All throughout childhood I couldn't catch anything. Even after I got glasses it was bad... and I played baseball! Then I got to college and a friend who didn't know better tossed something at me to catch from across the room, and I caught it. I'm told the color in my face drained as a result. It really stunned me. Things have only improved from there. A few years ago I played on a rec. soccer league as the goalie with a, erm, "creative" defensive line and still the other teams only got one goal in 4 games.

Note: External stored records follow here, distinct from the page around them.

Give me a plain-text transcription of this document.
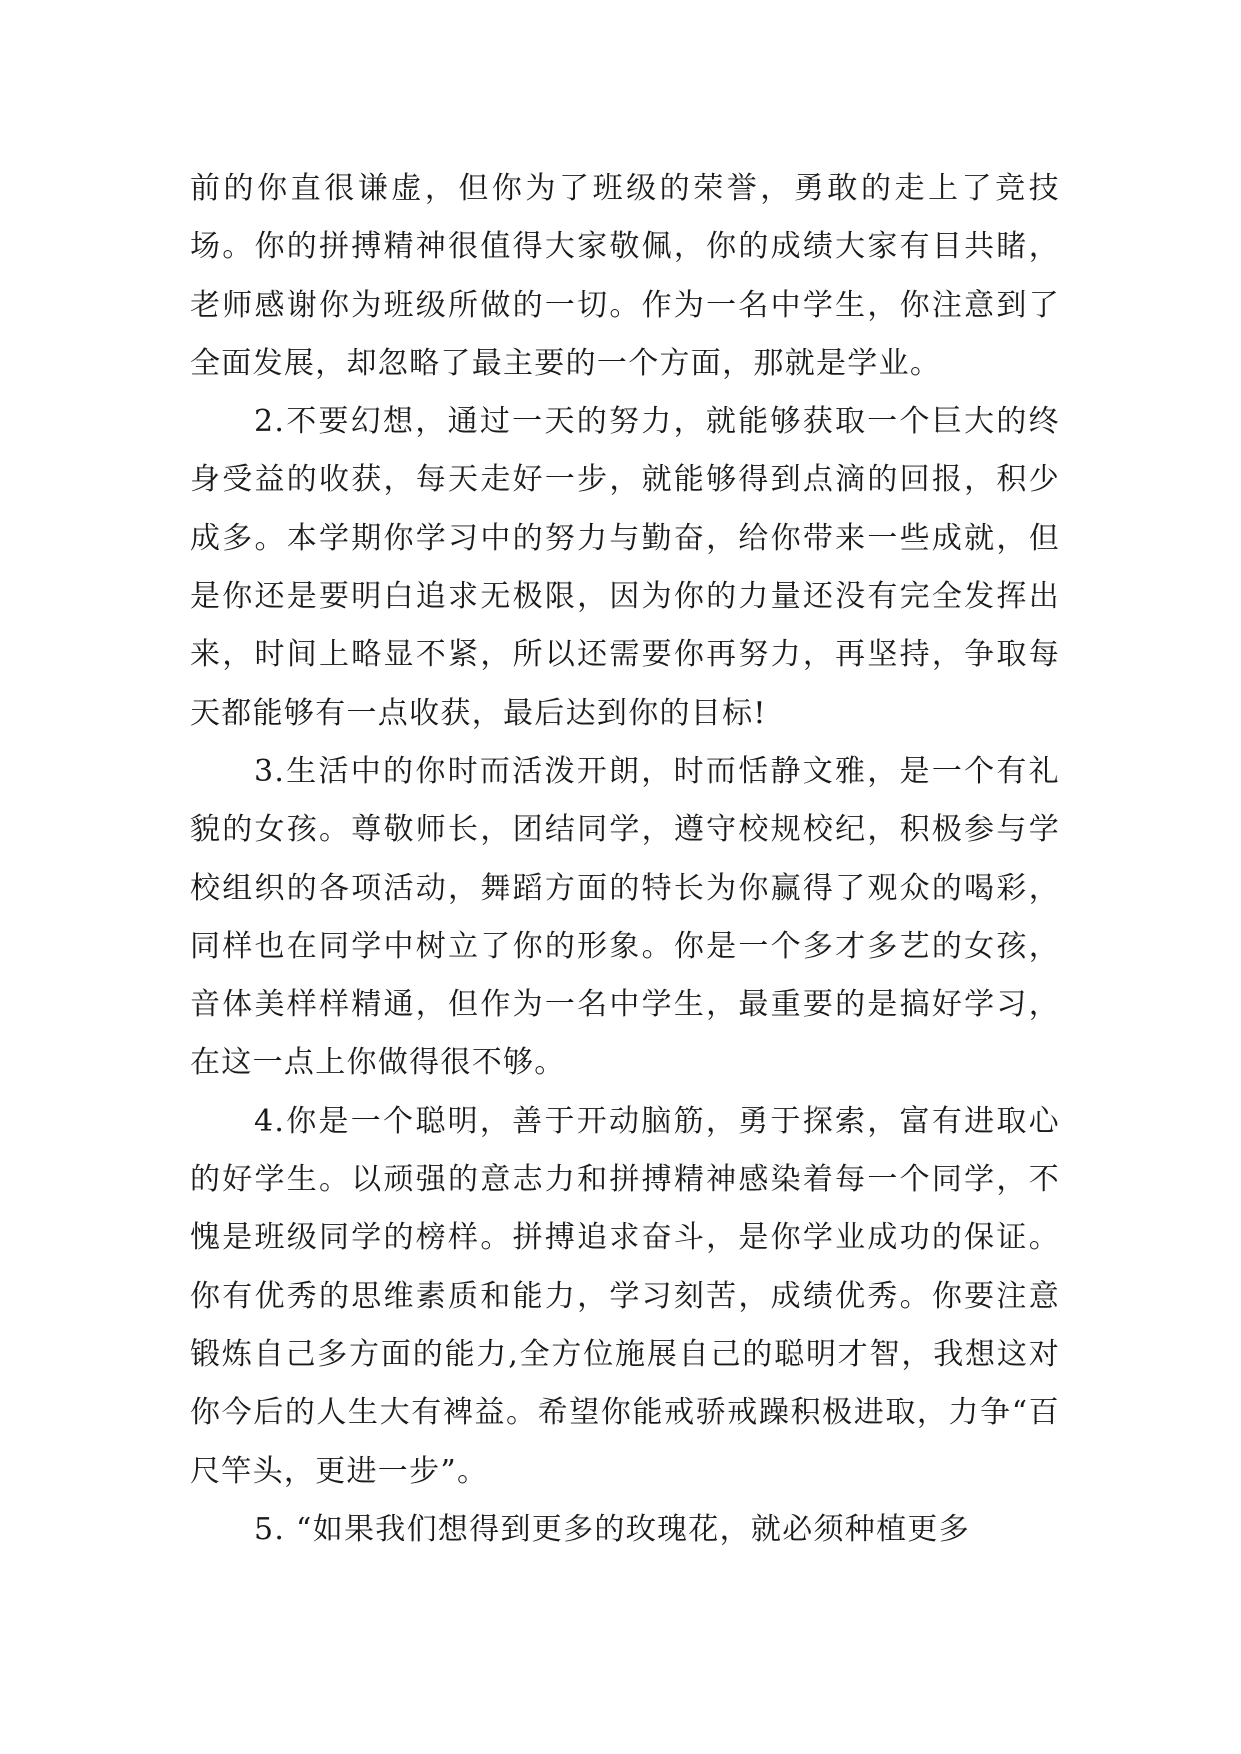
前的你直很谦虚，但你为了班级的荣誉，勇敢的走上了竞技场。你的拼搏精神很值得大家敬佩，你的成绩大家有目共睹，老师感谢你为班级所做的一切。作为一名中学生，你注意到了全面发展，却忽略了最主要的一个方面，那就是学业。

2.不要幻想，通过一天的努力，就能够获取一个巨大的终身受益的收获，每天走好一步，就能够得到点滴的回报，积少成多。本学期你学习中的努力与勤奋，给你带来一些成就，但是你还是要明白追求无极限，因为你的力量还没有完全发挥出来，时间上略显不紧，所以还需要你再努力，再坚持，争取每天都能够有一点收获，最后达到你的目标!

3.生活中的你时而活泼开朗，时而恬静文雅，是一个有礼貌的女孩。尊敬师长，团结同学，遵守校规校纪，积极参与学校组织的各项活动，舞蹈方面的特长为你赢得了观众的喝彩，同样也在同学中树立了你的形象。你是一个多才多艺的女孩，音体美样样精通，但作为一名中学生，最重要的是搞好学习，在这一点上你做得很不够。

4.你是一个聪明，善于开动脑筋，勇于探索，富有进取心的好学生。以顽强的意志力和拼搏精神感染着每一个同学，不愧是班级同学的榜样。拼搏追求奋斗，是你学业成功的保证。你有优秀的思维素质和能力，学习刻苦，成绩优秀。你要注意锻炼自己多方面的能力,全方位施展自己的聪明才智，我想这对你今后的人生大有裨益。希望你能戒骄戒躁积极进取，力争“百尺竿头，更进一步”。

5. “如果我们想得到更多的玫瑰花，就必须种植更多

Quite a lot of your vision is processed in the brain so it might help to focus on your brain and not the eyes. I think this is what happened to me. I was away from home and all of those stresses and as a result everything just started working. It wasn't immediate... it took 5 years to build up to those soccer games, but I did it. The brain is a funny thing like that. Try creating a controlled situation where you can test your depth perception and work on improving it. Batting cages come to mind but there is probably something you could do at home. I wouldn't go computer based. You probably need a real situation, not a simulation. Give yourself at least an hour between when you stop and bedtime, and try to sleep 8 hours (explanation; note the second study I mention).

I do think it'd be worth getting glasses or contacts, purely out of scientific protocol. For every failure you'll have that question in the back of your mind. It'd be better to address it first and go from there.
posted by jwells at 12:46 PM on June 15, 2007


To summarize: Depth perception needs three things: information from both eyes, and processing in the brain to compare the images to decide a depth. Weaken any one, and depth perception suffers. So: Both eyes must be well corrected with prescription glasses to produce good visual information (and, incidentally, looking at the same object, not wandering off), and your brain has to learn to interpret the information. It's in the brain that you can "learn" better depth perception, once your vision is corrected.
posted by exphysicist345 at 9:39 PM on June 15, 2007


I have horrible depth perception-I really suck at catching balls and parallel parking. My optometrist, also a good friend, has said that there are some therapies that might improve my eyes' ability to work together, but he recommended against it, saying that I've adapted to my current independent eye set up :) for all my life and that it can be really disruptive to change that this late. Who knows if this is true or not, but seemed good to me.